= Joint National Baptist Convention =

2005 meeting of African American groups

The Joint National Baptist Convention, also known as the Joint Black National Convention, or National Baptist Joint Board Session, was initially a joint meeting in 2005 of the four predominantly African American Baptist denominations operating under the derivatives of the name "National Baptist Convention." Its participants—the National Baptist Convention, USA; National Baptist Convention of America; Progressive National Baptist Convention; and National Missionary Baptist Convention of America—represented over 17 million African American Baptists in the United States in 2004. The latter three organizations have either originated from or traced their origin to the National Baptist Convention, USA—or the mother church.

== History ==
The four National Baptist bodies met in Nashville, Tennessee from January 24–28, 2005 for worship and celebration, and with the aim of establishing a joint agenda for African American Baptists. At the end of their meeting, they issued a joint statement outlining their shared political positions, including opposition to the Iraq War, school vouchers, and prison privatization and support for increasing the minimum wage and increasing U.S. government foreign aid in the regions of Africa, the Caribbean, and Latin America.
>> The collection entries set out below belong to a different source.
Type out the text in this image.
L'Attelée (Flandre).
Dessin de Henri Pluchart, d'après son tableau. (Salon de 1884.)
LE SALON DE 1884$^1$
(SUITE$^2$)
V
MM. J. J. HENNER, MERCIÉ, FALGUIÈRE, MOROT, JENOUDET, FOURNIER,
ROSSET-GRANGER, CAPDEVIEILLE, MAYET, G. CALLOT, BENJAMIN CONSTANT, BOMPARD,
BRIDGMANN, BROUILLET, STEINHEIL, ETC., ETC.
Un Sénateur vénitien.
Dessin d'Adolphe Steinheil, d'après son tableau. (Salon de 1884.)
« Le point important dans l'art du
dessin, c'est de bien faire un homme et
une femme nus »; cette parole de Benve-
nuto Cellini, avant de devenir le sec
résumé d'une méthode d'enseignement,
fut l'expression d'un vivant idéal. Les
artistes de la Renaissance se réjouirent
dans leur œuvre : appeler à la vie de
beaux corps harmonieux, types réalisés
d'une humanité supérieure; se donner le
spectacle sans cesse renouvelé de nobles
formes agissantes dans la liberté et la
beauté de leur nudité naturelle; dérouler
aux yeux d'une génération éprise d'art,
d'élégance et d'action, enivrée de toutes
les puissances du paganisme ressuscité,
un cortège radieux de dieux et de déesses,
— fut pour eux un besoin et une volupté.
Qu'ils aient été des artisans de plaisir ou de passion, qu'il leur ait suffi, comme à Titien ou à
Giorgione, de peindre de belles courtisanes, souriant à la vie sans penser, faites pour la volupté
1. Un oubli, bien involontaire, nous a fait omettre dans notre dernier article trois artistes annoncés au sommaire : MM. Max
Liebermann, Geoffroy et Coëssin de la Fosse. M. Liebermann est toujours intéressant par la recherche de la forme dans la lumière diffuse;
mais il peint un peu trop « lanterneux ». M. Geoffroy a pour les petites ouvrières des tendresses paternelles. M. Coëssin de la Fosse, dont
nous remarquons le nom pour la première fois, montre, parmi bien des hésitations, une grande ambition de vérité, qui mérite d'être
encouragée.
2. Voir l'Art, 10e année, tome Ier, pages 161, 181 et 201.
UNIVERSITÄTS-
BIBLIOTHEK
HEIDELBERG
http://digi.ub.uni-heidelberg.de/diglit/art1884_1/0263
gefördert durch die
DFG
In 2023, it was announced that the four organizations would again unite as the National Baptist Joint Board Session from January 22–25, 2024 in Memphis, Tennessee. In January 2024, the four National Baptist bodies held the session with representation from the United States and the Bahamas. During this joint meeting, Dr. Gina Stewart—president of the Lott Carey Foreign Mission Convention—became the first woman pastor to preach before all the conventions.